There has been a significant addition of spirit caramel colouring E150a, an entirely legal practice which is nonetheless controversial in the industry - some people think it misleads customers to believe the whiskey is older than it is, while the counter argument is that consumers desire consistency of colour across different batches of the same whiskey.
Nose: On the nose, the whiskey is sweet, there is a whiff of the typical Bushmills floral and fruity character. There are aromas of sweet almonds, spun sugar and candied nut. There is a faint hint of vanilla, but not a massive amount.
Palate: The flavour is much less sweet than I expected. It is incredibly mild, with a bitter caramel quality that I can only describe as unsweetened Werthers Original. I spent a long time trying to get more out of the whiskey but other than a bit of nuttiness, and quite a lot of tannin, there is not much there. I kept going back to it, even adding a drop of water to open it up, which at 40 per cent ABV I usually don't find necessary, but all I got was more tannin, this time of the apple skin variety and a bit of ginger bread spice. Grain whiskey usually contributes more sweetness, but I didn't get much in the way of caramel or popcorn typically expected from the grain whiskey.

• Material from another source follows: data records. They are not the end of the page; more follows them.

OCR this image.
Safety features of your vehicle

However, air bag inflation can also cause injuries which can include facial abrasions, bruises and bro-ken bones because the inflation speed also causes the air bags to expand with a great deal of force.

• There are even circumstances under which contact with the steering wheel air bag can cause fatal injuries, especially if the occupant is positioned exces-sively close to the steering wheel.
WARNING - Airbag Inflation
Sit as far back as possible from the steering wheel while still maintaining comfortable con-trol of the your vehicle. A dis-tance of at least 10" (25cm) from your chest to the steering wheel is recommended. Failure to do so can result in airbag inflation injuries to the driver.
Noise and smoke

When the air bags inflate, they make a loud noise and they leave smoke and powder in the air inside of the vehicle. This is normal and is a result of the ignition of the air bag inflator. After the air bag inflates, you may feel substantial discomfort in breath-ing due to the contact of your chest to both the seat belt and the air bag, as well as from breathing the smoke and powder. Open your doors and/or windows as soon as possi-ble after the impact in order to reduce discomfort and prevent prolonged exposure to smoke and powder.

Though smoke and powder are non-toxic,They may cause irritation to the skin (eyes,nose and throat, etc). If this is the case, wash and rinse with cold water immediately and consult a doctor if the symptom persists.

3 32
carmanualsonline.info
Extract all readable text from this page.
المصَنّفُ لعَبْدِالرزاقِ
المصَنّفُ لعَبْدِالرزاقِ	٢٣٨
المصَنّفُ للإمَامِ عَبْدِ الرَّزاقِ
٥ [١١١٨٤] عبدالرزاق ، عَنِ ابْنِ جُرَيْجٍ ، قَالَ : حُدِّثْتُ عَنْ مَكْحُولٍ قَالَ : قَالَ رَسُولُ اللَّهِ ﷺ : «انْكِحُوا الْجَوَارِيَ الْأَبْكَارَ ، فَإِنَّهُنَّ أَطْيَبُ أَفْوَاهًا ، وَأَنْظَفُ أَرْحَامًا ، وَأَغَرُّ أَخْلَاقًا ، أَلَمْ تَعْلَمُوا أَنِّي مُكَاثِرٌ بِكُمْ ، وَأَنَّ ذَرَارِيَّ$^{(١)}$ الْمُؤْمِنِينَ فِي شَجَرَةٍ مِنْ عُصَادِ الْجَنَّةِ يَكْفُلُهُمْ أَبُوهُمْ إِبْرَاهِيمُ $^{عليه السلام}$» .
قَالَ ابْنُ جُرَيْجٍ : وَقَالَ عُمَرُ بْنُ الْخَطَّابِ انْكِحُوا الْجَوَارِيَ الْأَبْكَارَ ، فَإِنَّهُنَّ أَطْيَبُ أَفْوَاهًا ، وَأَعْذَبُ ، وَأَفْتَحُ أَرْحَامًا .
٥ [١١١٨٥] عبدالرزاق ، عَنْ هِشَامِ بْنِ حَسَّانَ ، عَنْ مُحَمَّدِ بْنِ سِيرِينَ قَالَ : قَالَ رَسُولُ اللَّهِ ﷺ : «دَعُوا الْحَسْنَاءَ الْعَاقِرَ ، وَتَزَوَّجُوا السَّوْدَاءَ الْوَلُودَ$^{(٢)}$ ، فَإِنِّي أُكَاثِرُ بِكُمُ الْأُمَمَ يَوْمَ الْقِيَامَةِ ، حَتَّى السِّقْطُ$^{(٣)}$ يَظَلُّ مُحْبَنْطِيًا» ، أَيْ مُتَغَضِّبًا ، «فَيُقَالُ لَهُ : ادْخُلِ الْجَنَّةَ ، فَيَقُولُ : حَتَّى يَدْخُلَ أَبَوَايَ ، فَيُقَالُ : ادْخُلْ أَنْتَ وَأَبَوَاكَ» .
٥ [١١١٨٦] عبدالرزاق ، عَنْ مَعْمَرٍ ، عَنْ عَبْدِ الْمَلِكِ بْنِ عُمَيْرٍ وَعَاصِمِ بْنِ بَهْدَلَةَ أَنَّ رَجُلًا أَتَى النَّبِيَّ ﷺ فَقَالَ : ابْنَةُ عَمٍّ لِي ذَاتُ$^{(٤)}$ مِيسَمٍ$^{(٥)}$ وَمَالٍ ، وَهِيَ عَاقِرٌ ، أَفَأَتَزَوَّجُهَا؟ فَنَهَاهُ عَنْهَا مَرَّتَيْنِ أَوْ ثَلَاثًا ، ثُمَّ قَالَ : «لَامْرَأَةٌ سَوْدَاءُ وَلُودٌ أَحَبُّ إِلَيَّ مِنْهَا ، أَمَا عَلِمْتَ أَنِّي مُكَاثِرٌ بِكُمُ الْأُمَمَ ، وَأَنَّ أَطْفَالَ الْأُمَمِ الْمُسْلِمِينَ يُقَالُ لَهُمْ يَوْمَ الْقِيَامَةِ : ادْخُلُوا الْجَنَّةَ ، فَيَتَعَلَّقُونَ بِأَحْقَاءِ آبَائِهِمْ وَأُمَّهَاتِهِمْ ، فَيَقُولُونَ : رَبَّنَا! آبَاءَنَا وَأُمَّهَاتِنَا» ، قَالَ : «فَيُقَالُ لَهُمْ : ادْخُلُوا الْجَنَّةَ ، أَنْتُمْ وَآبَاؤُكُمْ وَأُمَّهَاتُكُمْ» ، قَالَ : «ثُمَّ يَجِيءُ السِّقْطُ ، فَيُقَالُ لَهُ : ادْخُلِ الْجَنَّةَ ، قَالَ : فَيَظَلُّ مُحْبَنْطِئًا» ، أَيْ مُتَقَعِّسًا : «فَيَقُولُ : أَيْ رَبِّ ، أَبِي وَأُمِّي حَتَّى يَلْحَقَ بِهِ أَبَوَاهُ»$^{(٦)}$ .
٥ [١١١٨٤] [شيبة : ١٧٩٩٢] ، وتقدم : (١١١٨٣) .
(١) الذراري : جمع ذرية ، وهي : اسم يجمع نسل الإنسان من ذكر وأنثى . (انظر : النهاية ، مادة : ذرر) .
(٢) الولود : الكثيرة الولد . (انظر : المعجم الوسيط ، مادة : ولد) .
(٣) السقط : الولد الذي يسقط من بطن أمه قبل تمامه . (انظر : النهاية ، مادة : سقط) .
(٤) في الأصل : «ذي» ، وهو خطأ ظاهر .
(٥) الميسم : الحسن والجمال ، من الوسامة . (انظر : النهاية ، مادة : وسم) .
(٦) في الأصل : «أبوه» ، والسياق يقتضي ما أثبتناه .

Finish: By contrast to the palate the finish was strong, with a burnt toast, charred oak character. I walked away with the impression of charcoal.
Summary: An accessible whiskey, though not strongly flavoured, at an affordable price point, made by one of the island's most respected distilleries. I expect this will end up being mixed or served over ice with something sweet.
Proper No. Twelve will be available in Ireland and the US with a suggested retail price up to €35 in Ireland and up to $29.99 in the USA, positioning it at a similar price point to Jameson. It went on sale this week in branches of Tesco and at Dublin Airport.
Seáneen Sullivan is a whiskey expert and founder of L. Mulligan Whiskey Shop and L. Mulligan Grocer Pub.